Photo Credit : Jessie Hart

Of course as it usually does, my mind started to work overtime and I started to wonder if any transgender person really does ever have a clean slate when it comes to their lives. It seems to me the baggage we carry from our youth and/or the continuing gender dysphoria we experience stays with us in various forms for our entire life. 

On occasion I find my writing to be a source of personal therapy and any response I receive between here and the Medium writers format is a form of icing on the cake,  Take for example the response I received from Lsjaffee on my recent post "Whose Fault was It?" Which made a reference to the pregnancy drug DES:

"The irony is that my mom took DES because she was conditioned in the 1950s to think that women at 30 couldn’t get pregnant. Like you, I wonder what impact it had on how I turned out. But in her case, she was homophobic and transphobic (the latter I discovered late in her life when dementia ate away what little brain cells she had yet). Yet I had sympathy for her when she, in a rare moment of clarity, described being groped on the subway when she was a teenager, or how her father mentally abused her mother. It was in a letter from my mother to my grandmother that I found 10 years ago cleaning out a drawer that revealed she took DES. I tucked that revelation away until 2 years ago when I tried making sense of why I am. It’s definitely clearer now."

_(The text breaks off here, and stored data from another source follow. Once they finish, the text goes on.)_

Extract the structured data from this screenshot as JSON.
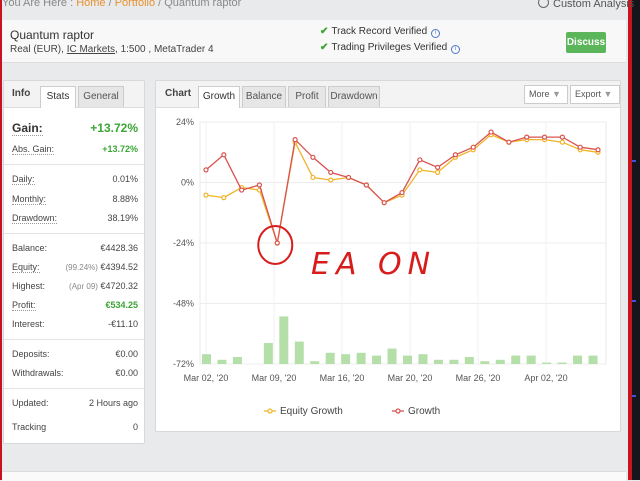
{
  "breadcrumb": {
    "prefix": "You Are Here : ",
    "home": "Home",
    "sep1": " / ",
    "portfolio": "Portfolio",
    "sep2": " / ",
    "current": "Quantum raptor"
  },
  "top_right": {
    "custom_analysis": "Custom Analysis"
  },
  "header": {
    "title": "Quantum raptor",
    "sub_a": "Real (EUR), ",
    "broker": "IC Markets",
    "sub_b": ", 1:500 , MetaTrader 4",
    "verified_1": "Track Record Verified",
    "verified_2": "Trading Privileges Verified",
    "discuss": "Discuss"
  },
  "info_panel": {
    "title": "Info",
    "tab_stats": "Stats",
    "tab_general": "General",
    "gain_label": "Gain:",
    "gain_value": "+13.72%",
    "abs_gain_label": "Abs. Gain:",
    "abs_gain_value": "+13.72%",
    "daily_label": "Daily:",
    "daily_value": "0.01%",
    "monthly_label": "Monthly:",
    "monthly_value": "8.88%",
    "drawdown_label": "Drawdown:",
    "drawdown_value": "38.19%",
    "balance_label": "Balance:",
    "balance_value": "€4428.36",
    "equity_label": "Equity:",
    "equity_note": "(99.24%)",
    "equity_value": "€4394.52",
    "highest_label": "Highest:",
    "highest_note": "(Apr 09)",
    "highest_value": "€4720.32",
    "profit_label": "Profit:",
    "profit_value": "€534.25",
    "interest_label": "Interest:",
    "interest_value": "-€11.10",
    "deposits_label": "Deposits:",
    "deposits_value": "€0.00",
    "withdrawals_label": "Withdrawals:",
    "withdrawals_value": "€0.00",
    "updated_label": "Updated:",
    "updated_value": "2 Hours ago",
    "tracking_label": "Tracking",
    "tracking_value": "0"
  },
  "chart_panel": {
    "title": "Chart",
    "tabs": [
      "Growth",
      "Balance",
      "Profit",
      "Drawdown"
    ],
    "more": "More",
    "export": "Export"
  },
  "annotation": {
    "text": "EA ON",
    "color": "#d81c1c"
  },
  "colors": {
    "growth": "#d9534f",
    "equity": "#f0b429",
    "bars": "#b5dfa9",
    "accent_green": "#3aa635",
    "frame": "#c8141e"
  },
  "chart_data": {
    "type": "line",
    "x_ticks": [
      "Mar 02, '20",
      "Mar 09, '20",
      "Mar 16, '20",
      "Mar 20, '20",
      "Mar 26, '20",
      "Apr 02, '20"
    ],
    "y_ticks": [
      "24%",
      "0%",
      "-24%",
      "-48%",
      "-72%"
    ],
    "ylim": [
      -72,
      24
    ],
    "grid": true,
    "legend_position": "bottom",
    "series": [
      {
        "name": "Equity Growth",
        "color": "#f0b429",
        "values": [
          -5,
          -6,
          -2,
          -3,
          -24,
          16,
          2,
          1,
          2,
          -1,
          -8,
          -5,
          5,
          4,
          10,
          13,
          19,
          16,
          17,
          17,
          16,
          13,
          12
        ]
      },
      {
        "name": "Growth",
        "color": "#d9534f",
        "values": [
          5,
          11,
          -3,
          -1,
          -24,
          17,
          10,
          4,
          2,
          -1,
          -8,
          -4,
          9,
          6,
          11,
          14,
          20,
          16,
          18,
          18,
          18,
          14,
          13
        ]
      }
    ],
    "bars": [
      3.5,
      1.5,
      2.5,
      0,
      7.5,
      17,
      8,
      1,
      4,
      3.5,
      4,
      3,
      5.5,
      3,
      3.5,
      1.5,
      1.5,
      2.5,
      1,
      1.5,
      3,
      3,
      0.5,
      0.5,
      3,
      3
    ]
  }
}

That comment alone helped me to take another look back at my past and showed me one of my posts could be therapeutic to others. How all of that relates to a "clean transgender slate" remains to be seen. In fact, now my devious mind is stuck on being paranoiac about landing in a transphobic nursing home in my final years of life. Finally, I am working my way out of all the needless anxiety which it fosters.

Along the way also, a "transgender clean slate" has meant to me being able to ignore the people in my life who decided not to accept my transition to my authentic feminine self. My prime example is my brother and his in laws. After my wife passed away, who took it upon herself to cook for the entire family on Thanksgiving, my sister in law inherited the task. It just so happened it was just before the holiday when I decided to come out of the closet and tell what was left of my world I was a transgender woman. Before I came unannounced to the family gathering as my new authentic self, I decided to give my brother the benefit of the doubt to see if my invitation still stood.  It turned out I wasn't and we went our separate ways. Sad but true. 

Through it all, I knew I wouldn't be able to come through my transition unscathed but more or less I did.

It's the only reason I was able to reestablish myself in the world as the person I was always meant to be and set up a new :Clean Transgender Slate."